The gamma flip is the price level where market-maker hedging switches sides — from quietly dampening moves to actively amplifying them. It's the line between a slow range day and a fast trend day.
Two modes of hedging
Market makers are constantly hedging their options books in the underlying. But how they hedge depends on which side of the gamma flip price is trading.
Above the flip — positive gamma. Hedging works against the move: market makers sell into rallies and buy into dips. That pushes price back toward the middle, so volatility gets squeezed. Range-bound, mean-reverting, choppy.
Below the flip — negative gamma. Hedging works with the move: market makers sell into weakness and buy into strength. That feeds the move, so volatility expands. Trending, fast, prone to follow-through.
Why it's the most important level
Where price sits relative to the gamma flip tells you what kind of day to expect — and which playbook fits. The same setup behaves differently on each side: fading the edges tends to suit a positive-gamma range day, while chasing breakouts suits a negative-gamma trend day. Trading the wrong mode for the regime is how good setups still lose.
The flip also isn't fixed. As price moves and positioning shifts through the session, the flip level moves with it — and crossing it can change the character of the tape in minutes.
The one-line version
Above the gamma flip, the market wants to revert. Below it, the market wants to run. The flip is the switch between the two.
How Dark Horse GEX uses it
Dark Horse GEX shows the gamma flip in its own sub-chart below your price — like RSI or MACD, lined up to the same time axis — so at a glance you can tell whether you're in a positive-gamma (range) or negative-gamma (trend) regime, for ES, NQ, NDX, and SPX. So before you take a setup, you know which side of the line you're on.
Frequently asked questions
What is the gamma flip?
The gamma flip is the price level where net market-maker gamma crosses zero and hedging switches sides.

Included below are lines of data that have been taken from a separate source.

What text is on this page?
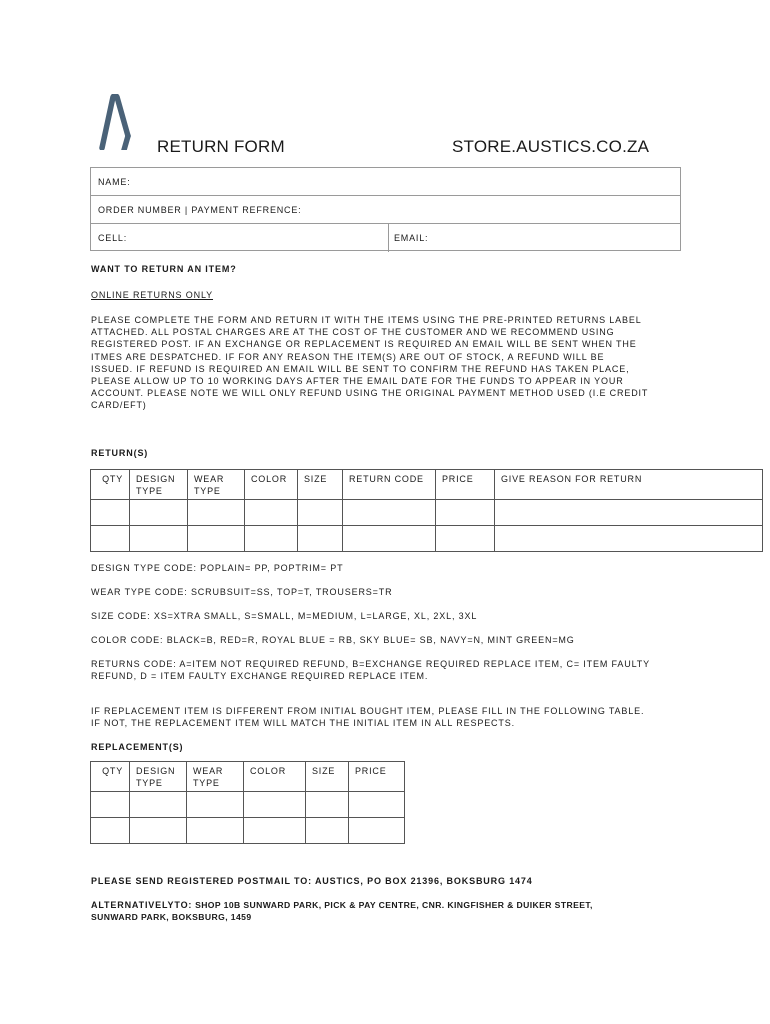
RETURN FORM	STORE.AUSTICS.CO.ZA
NAME:
ORDER NUMBER | PAYMENT REFRENCE:
CELL:	EMAIL:
WANT TO RETURN AN ITEM?
ONLINE RETURNS ONLY
PLEASE COMPLETE THE FORM AND RETURN IT WITH THE ITEMS USING THE PRE-PRINTED RETURNS LABEL
ATTACHED. ALL POSTAL CHARGES ARE AT THE COST OF THE CUSTOMER AND WE RECOMMEND USING
REGISTERED POST. IF AN EXCHANGE OR REPLACEMENT IS REQUIRED AN EMAIL WILL BE SENT WHEN THE
ITMES ARE DESPATCHED. IF FOR ANY REASON THE ITEM(S) ARE OUT OF STOCK, A REFUND WILL BE
ISSUED. IF REFUND IS REQUIRED AN EMAIL WILL BE SENT TO CONFIRM THE REFUND HAS TAKEN PLACE,
PLEASE ALLOW UP TO 10 WORKING DAYS AFTER THE EMAIL DATE FOR THE FUNDS TO APPEAR IN YOUR
ACCOUNT. PLEASE NOTE WE WILL ONLY REFUND USING THE ORIGINAL PAYMENT METHOD USED (I.E CREDIT
CARD/EFT)
RETURN(S)
QTY	DESIGN TYPE	WEAR TYPE	COLOR	SIZE	RETURN CODE	PRICE	GIVE REASON FOR RETURN

DESIGN TYPE CODE: POPLAIN= PP, POPTRIM= PT
WEAR TYPE CODE: SCRUBSUIT=SS, TOP=T, TROUSERS=TR
SIZE CODE: XS=XTRA SMALL, S=SMALL, M=MEDIUM, L=LARGE, XL, 2XL, 3XL
COLOR CODE: BLACK=B, RED=R, ROYAL BLUE = RB, SKY BLUE= SB, NAVY=N, MINT GREEN=MG
RETURNS CODE: A=ITEM NOT REQUIRED REFUND, B=EXCHANGE REQUIRED REPLACE ITEM, C= ITEM FAULTY
REFUND, D = ITEM FAULTY EXCHANGE REQUIRED REPLACE ITEM.
IF REPLACEMENT ITEM IS DIFFERENT FROM INITIAL BOUGHT ITEM, PLEASE FILL IN THE FOLLOWING TABLE.
IF NOT, THE REPLACEMENT ITEM WILL MATCH THE INITIAL ITEM IN ALL RESPECTS.
REPLACEMENT(S)
QTY	DESIGN TYPE	WEAR TYPE	COLOR	SIZE	PRICE

PLEASE SEND REGISTERED POSTMAIL TO: AUSTICS, PO BOX 21396, BOKSBURG 1474
ALTERNATIVELYTO: SHOP 10B SUNWARD PARK, PICK & PAY CENTRE, CNR. KINGFISHER & DUIKER STREET,
SUNWARD PARK, BOKSBURG, 1459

Above it, hedging dampens moves and price tends to range. Below it, hedging amplifies moves and price tends to trend.
What's the difference between positive and negative gamma?
In positive gamma (above the flip), market makers sell rallies and buy dips — squeezing volatility into range-bound, mean-reverting conditions. In negative gamma (below the flip), they sell weakness and buy strength — expanding volatility into trending, fast conditions.
Why does the gamma flip matter for trading?
Where price sits relative to the flip tells you what kind of day to expect. Fading the edges tends to suit a positive-gamma range day; following breakouts tends to suit a negative-gamma trend day. Using the wrong approach for the regime is a common way good setups still lose.
Does the gamma flip move during the day?
Yes. The flip isn't fixed. As price moves and positioning shifts through the session, the flip level moves with it — and crossing it can change the character of the tape within minutes.